Fact: The news media exist to report news, and both of the facts above are news. The media have continued to report on the incident even as murky information surfaces to cast doubt on Smollett’s

Also a fact? The media are not an “it.” They’re a “they,” plural, many outlets that report in different ways, some more reliable than others. The Tribune is on the cautious end of the spectrum, which is why it hasn’t reported every anonymously sourced claim racing around Twitter in the guise of truth. Some of those claims may be proved true, but until they are, they remain in the foggy land of rumor and speculation, and the savvy news consumer will
withhold judgment.

Learning to withhold judgment until all the critical facts are in is hard. Few of us have mastered such restraint. We’re eager to show how smart we are, how informed and instinctive, how concerned we are about truth and justice. Many of us think of ourselves as super sleuths, able to deduce what even the experts can’t. We’re looking for the approval of our peers, we stand at the ready to
fight the enemy. But rushing to judgment in complicated news stories is like rushing unequipped into a fire. You risk getting

If you’re old enough to remember the 1995 bombing of the federal building in Oklahoma City, you’ll remember how many people, some of them famous and important, immediately concluded it was the work of Islamic terrorists. It wasn’t.

After the 2001 terrorist attacks on the World Trade Center, speculation ran rampant in the media and among the public that Iraqi leader Saddam Hussein was the mastermind. He wasn’t.

In 2017, after a man shot and killed 59 people at a country music concert in Las Vegas, social media exploded with claims that the gunman was a rabid liberal who despised Donald Trump.
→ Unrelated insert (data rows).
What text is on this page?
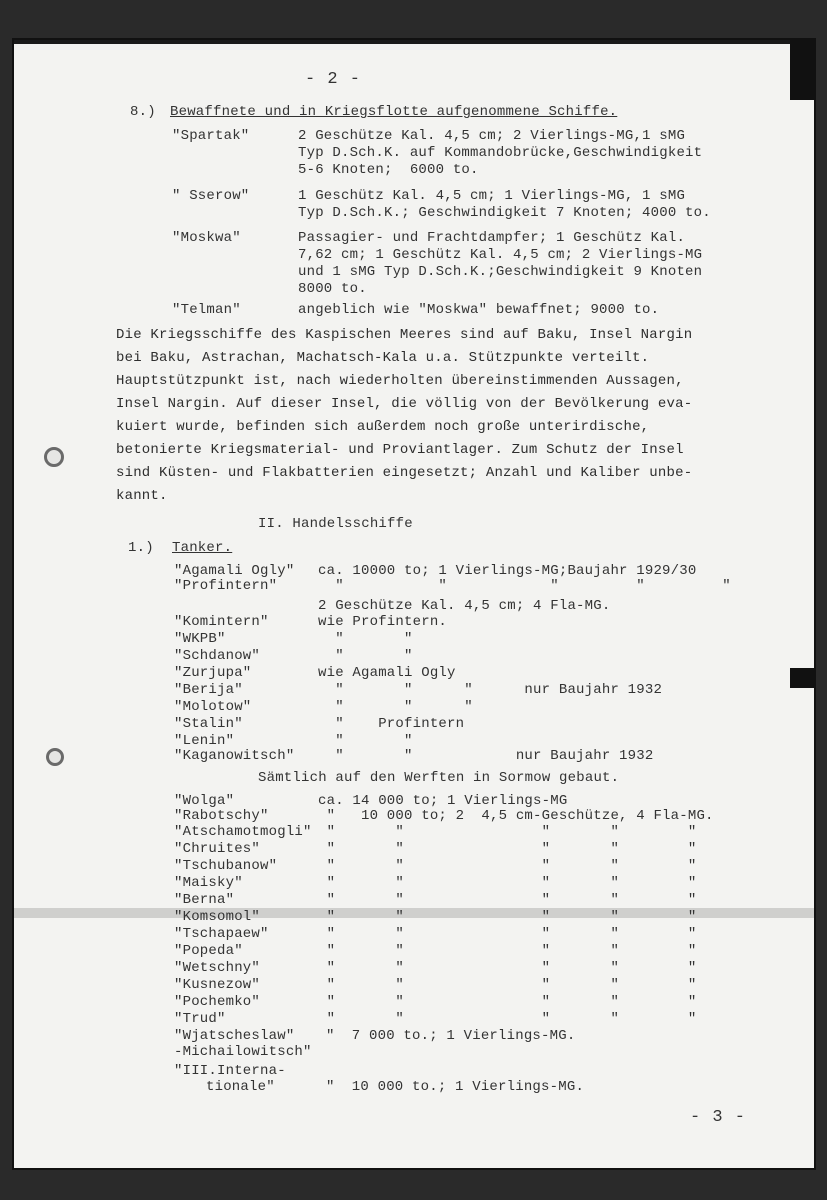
- 2 -
8.) Bewaffnete und in Kriegsflotte aufgenommene Schiffe.
"Spartak"	2 Geschütze Kal. 4,5 cm; 2 Vierlings-MG,1 sMG
Typ D.Sch.K. auf Kommandobrücke,Geschwindigkeit
5-6 Knoten;  6000 to.
" Sserow"	1 Geschütz Kal. 4,5 cm; 1 Vierlings-MG, 1 sMG
Typ D.Sch.K.; Geschwindigkeit 7 Knoten; 4000 to.
"Moskwa"	Passagier- und Frachtdampfer; 1 Geschütz Kal.
7,62 cm; 1 Geschütz Kal. 4,5 cm; 2 Vierlings-MG
und 1 sMG Typ D.Sch.K.;Geschwindigkeit 9 Knoten
8000 to.
"Telman"	angeblich wie "Moskwa" bewaffnet; 9000 to.
Die Kriegsschiffe des Kaspischen Meeres sind auf Baku, Insel Nargin
bei Baku, Astrachan, Machatsch-Kala u.a. Stützpunkte verteilt.
Hauptstützpunkt ist, nach wiederholten übereinstimmenden Aussagen,
Insel Nargin. Auf dieser Insel, die völlig von der Bevölkerung eva-
kuiert wurde, befinden sich außerdem noch große unterirdische,
betonierte Kriegsmaterial- und Proviantlager. Zum Schutz der Insel
sind Küsten- und Flakbatterien eingesetzt; Anzahl und Kaliber unbe-
kannt.
II. Handelsschiffe
1.) Tanker.
"Agamali Ogly" ca. 10000 to; 1 Vierlings-MG;Baujahr 1929/30
"Profintern"	"           "            "         "         "
2 Geschütze Kal. 4,5 cm; 4 Fla-MG.
"Komintern"	wie Profintern.
"WKPB"	"       "
"Schdanow"	"       "
"Zurjupa"	wie Agamali Ogly
"Berija"	"       "      "      nur Baujahr 1932
"Molotow"	"       "      "
"Stalin"	"    Profintern
"Lenin"	"       "
"Kaganowitsch" "       "            nur Baujahr 1932
Sämtlich auf den Werften in Sormow gebaut.
"Wolga"	ca. 14 000 to; 1 Vierlings-MG
"Rabotschy"	"   10 000 to; 2  4,5 cm-Geschütze, 4 Fla-MG.
"Atschamotmogli" "       "                "       "        "
"Chruites"	"       "                "       "        "
"Tschubanow"	"       "                "       "        "
"Maisky"	"       "                "       "        "
"Berna"	"       "                "       "        "
"Komsomol"	"       "                "       "        "
"Tschapaew"	"       "                "       "        "
"Popeda"	"       "                "       "        "
"Wetschny"	"       "                "       "        "
"Kusnezow"	"       "                "       "        "
"Pochemko"	"       "                "       "        "
"Trud"	"       "                "       "        "
"Wjatscheslaw" "  7 000 to.; 1 Vierlings-MG.
-Michailowitsch"
"III.Interna-
tionale"	"  10 000 to.; 1 Vierlings-MG.
- 3 -
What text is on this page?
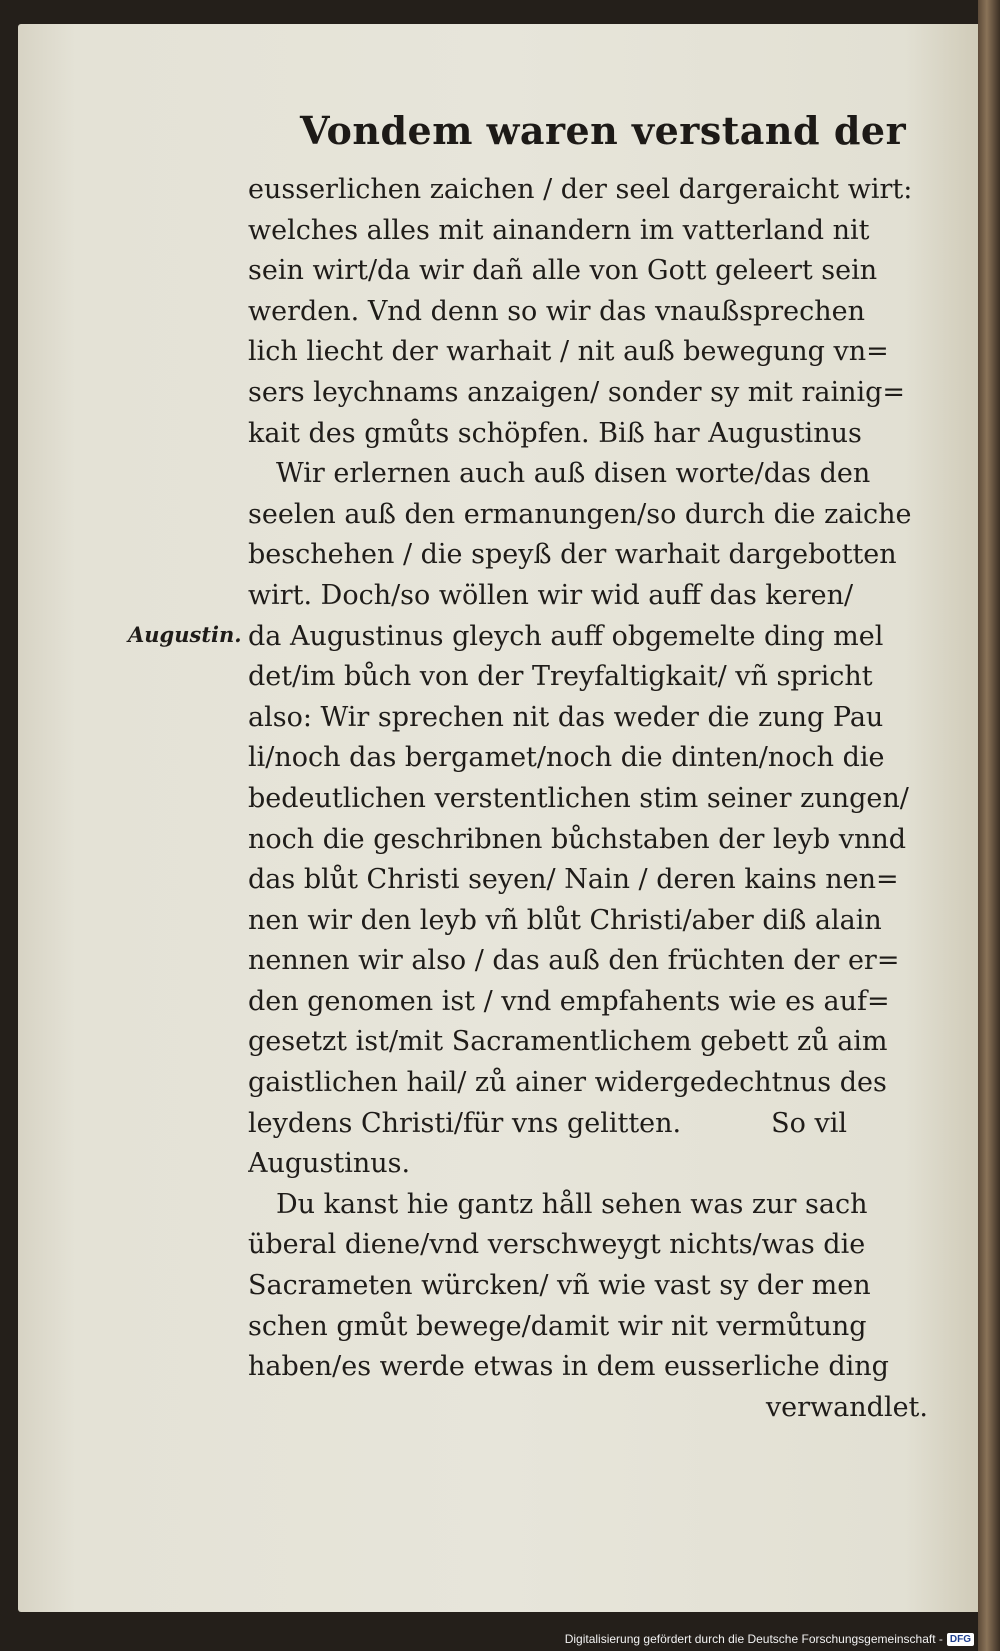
Vondem waren verstand der
Augustin.
eusserlichen zaichen / der seel dargeraicht wirt:
welches alles mit ainandern im vatterland nit
sein wirt/da wir dañ alle von Gott geleert sein
werden. Vnd denn so wir das vnaußsprechen
lich liecht der warhait / nit auß bewegung vn=
sers leychnams anzaigen/ sonder sy mit rainig=
kait des gmůts schöpfen. Biß har Augustinus
Wir erlernen auch auß disen worte/das den
seelen auß den ermanungen/so durch die zaiche
beschehen / die speyß der warhait dargebotten
wirt. Doch/so wöllen wir wid auff das keren/
da Augustinus gleych auff obgemelte ding mel
det/im bůch von der Treyfaltigkait/ vñ spricht
also: Wir sprechen nit das weder die zung Pau
li/noch das bergamet/noch die dinten/noch die
bedeutlichen verstentlichen stim seiner zungen/
noch die geschribnen bůchstaben der leyb vnnd
das blůt Christi seyen/ Nain / deren kains nen=
nen wir den leyb vñ blůt Christi/aber diß alain
nennen wir also / das auß den früchten der er=
den genomen ist / vnd empfahents wie es auf=
gesetzt ist/mit Sacramentlichem gebett zů aim
gaistlichen hail/ zů ainer widergedechtnus des
leydens Christi/für vns gelitten.	So vil
Augustinus.
Du kanst hie gantz håll sehen was zur sach
überal diene/vnd verschweygt nichts/was die
Sacrameten würcken/ vñ wie vast sy der men
schen gmůt bewege/damit wir nit vermůtung
haben/es werde etwas in dem eusserliche ding
verwandlet.
Digitalisierung gefördert durch die Deutsche Forschungsgemeinschaft - DFG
Wrong. Again.

Over time, facts emerged, stories changed, opinions shifted.
The attack against Jussie Smollett may not have happened the way he claimed, but that’s not to say it couldn’t have, and whatever happened that night, certain things are true: Hate crimes are real. Black people and gay people are among those who are discriminated against every day. Anyone who doubts it has only to look at the racist, homophobic hate-mongering that has sprung
up in response to Smollett’s story.

Did Smollett lie? I don’t know. Neither do you. Yet. Because, as surely as it might have happened the way he claims, the fact that it might have doesn’t mean it did. If it turns out he lied, he’s done damage that he should be held to account for. But that’s still an “if,”
and if is not a fact. 

For now, the wise news consumer will continue to watch and wait.
The truth is likely to be revealed soon, and before long the story will fade from public view. But another will come along quickly that tests our commitment to the truth. When it does, pause. Take a deep breath. Repeat:

The first-day story is never the whole story.

Twitter @MarySchmich


Glorita Jucá said...

I read your 8 posts today and was, as always, in awe of your sensitiveness about things that matter to our understanding of human beings and their idiosyncrasies, and also of yousr indefatigable curiosity about the world and its misteries. Congrats, sis, your posts are precious. Keep them coming! Give my regards to the Hickmans and friends.

nanwebware said...

So glad you are enjoying our conversations. I wish you could be here to participate- your brilliant mind would be a big contribution. Love you tons.